Ultrafast antiferromagnetic spin dynamics in high magnetic fields

This research explores how spins in magnetic materials behave when subjected to ultrafast laser pulses and high magnetic fields, with a focus on the phase diagram of ferri- and antiferromagnetic materials. The phase diagram is crucial in understanding the transitions between different magnetic states under varying temperature and magnetic field conditions. Femtosecond laser pulses rapidly heat materials like ferrimagnetic iron garnet and antiferromagnetic FeRh, driving them across critical points in their phase diagrams - such as the compensation temperature in iron garnet and the magnetostructural transition temperature in FeRh. These rapid temperature changes trigger ultrafast spin dynamics, which are analyzed in relation to the applied magnetic fields and temperatures.

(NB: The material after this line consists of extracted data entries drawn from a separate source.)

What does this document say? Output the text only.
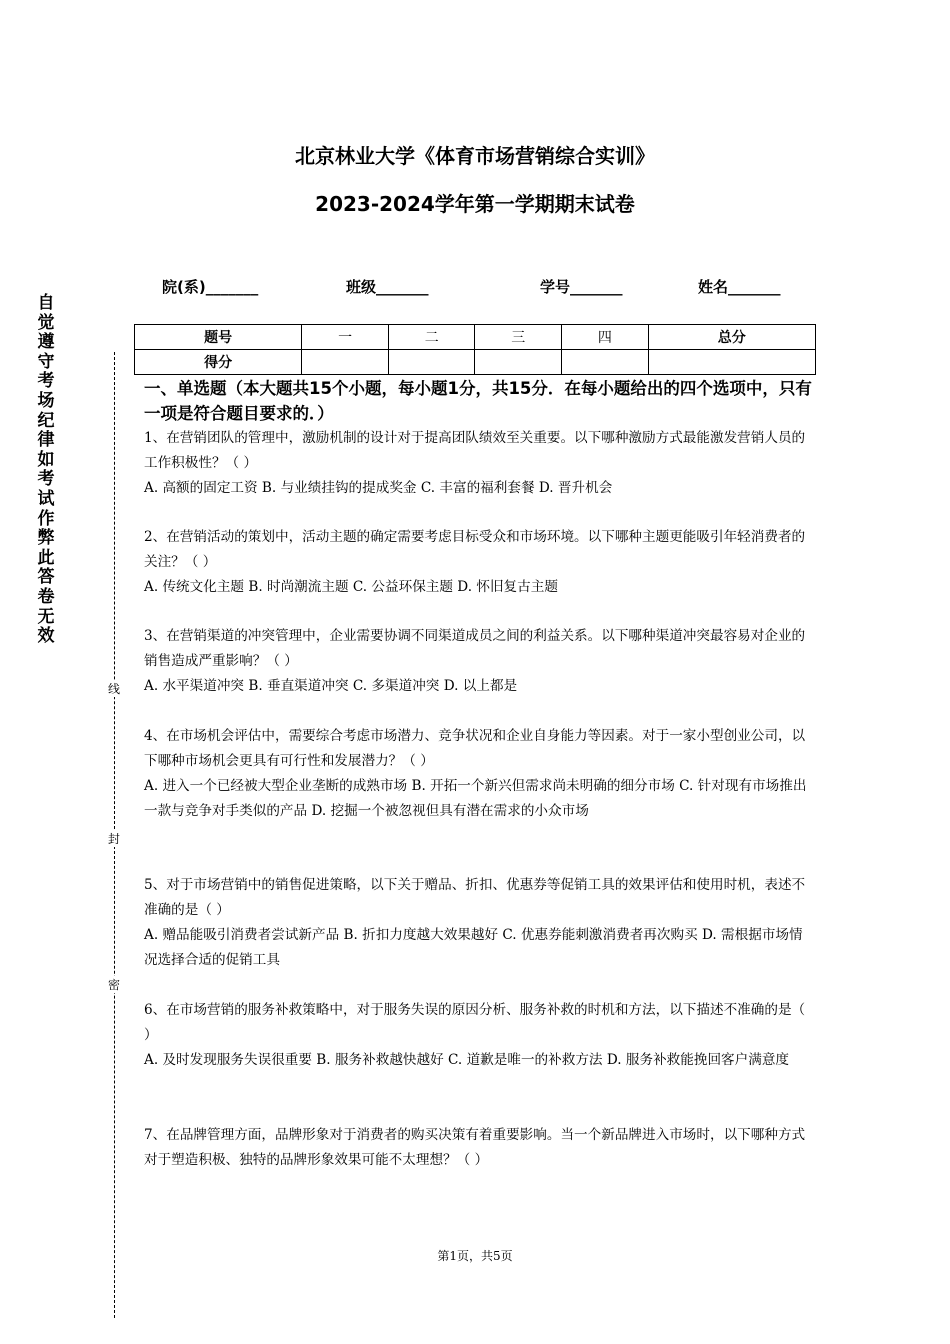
北京林业大学《体育市场营销综合实训》
2023-2024学年第一学期期末试卷
院(系)_______	班级_______	学号_______	姓名_______
题号	一	二	三	四	总分
得分					
自
觉
遵
守
考
场
纪
律
如
考
试
作
弊
此
答
卷
无
效
线
封
密
一、单选题（本大题共15个小题，每小题1分，共15分．在每小题给出的四个选项中，只有一项是符合题目要求的．）

1、在营销团队的管理中，激励机制的设计对于提高团队绩效至关重要。以下哪种激励方式最能激发营销人员的工作积极性？（ ）

A. 高额的固定工资 B. 与业绩挂钩的提成奖金 C. 丰富的福利套餐 D. 晋升机会

2、在营销活动的策划中，活动主题的确定需要考虑目标受众和市场环境。以下哪种主题更能吸引年轻消费者的关注？（ ）

A. 传统文化主题 B. 时尚潮流主题 C. 公益环保主题 D. 怀旧复古主题

3、在营销渠道的冲突管理中，企业需要协调不同渠道成员之间的利益关系。以下哪种渠道冲突最容易对企业的销售造成严重影响？（ ）

A. 水平渠道冲突 B. 垂直渠道冲突 C. 多渠道冲突 D. 以上都是

4、在市场机会评估中，需要综合考虑市场潜力、竞争状况和企业自身能力等因素。对于一家小型创业公司，以下哪种市场机会更具有可行性和发展潜力？（ ）

A. 进入一个已经被大型企业垄断的成熟市场 B. 开拓一个新兴但需求尚未明确的细分市场 C. 针对现有市场推出一款与竞争对手类似的产品 D. 挖掘一个被忽视但具有潜在需求的小众市场

5、对于市场营销中的销售促进策略，以下关于赠品、折扣、优惠券等促销工具的效果评估和使用时机，表述不准确的是（ ）

A. 赠品能吸引消费者尝试新产品 B. 折扣力度越大效果越好 C. 优惠券能刺激消费者再次购买 D. 需根据市场情况选择合适的促销工具

6、在市场营销的服务补救策略中，对于服务失误的原因分析、服务补救的时机和方法，以下描述不准确的是（ ）

A. 及时发现服务失误很重要 B. 服务补救越快越好 C. 道歉是唯一的补救方法 D. 服务补救能挽回客户满意度

7、在品牌管理方面，品牌形象对于消费者的购买决策有着重要影响。当一个新品牌进入市场时，以下哪种方式对于塑造积极、独特的品牌形象效果可能不太理想？（ ）

第1页，共5页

The study reveals that spins in collinear phases of the materials are less responsive to laser-induced heating compared to those in non-collinear phases. The reorientation of spins towards equilibrium is delayed in collinear phases, taking longer due to the spin-lattice interaction.

The role of mechanical strain is also examined, showing how tensile or compressive strain influences the dynamics within the phase diagram. This research highlights how manipulating parameters like magnetic field, temperature, and strain can finely control phase transitions and spin behaviour for faster magnetic data processing.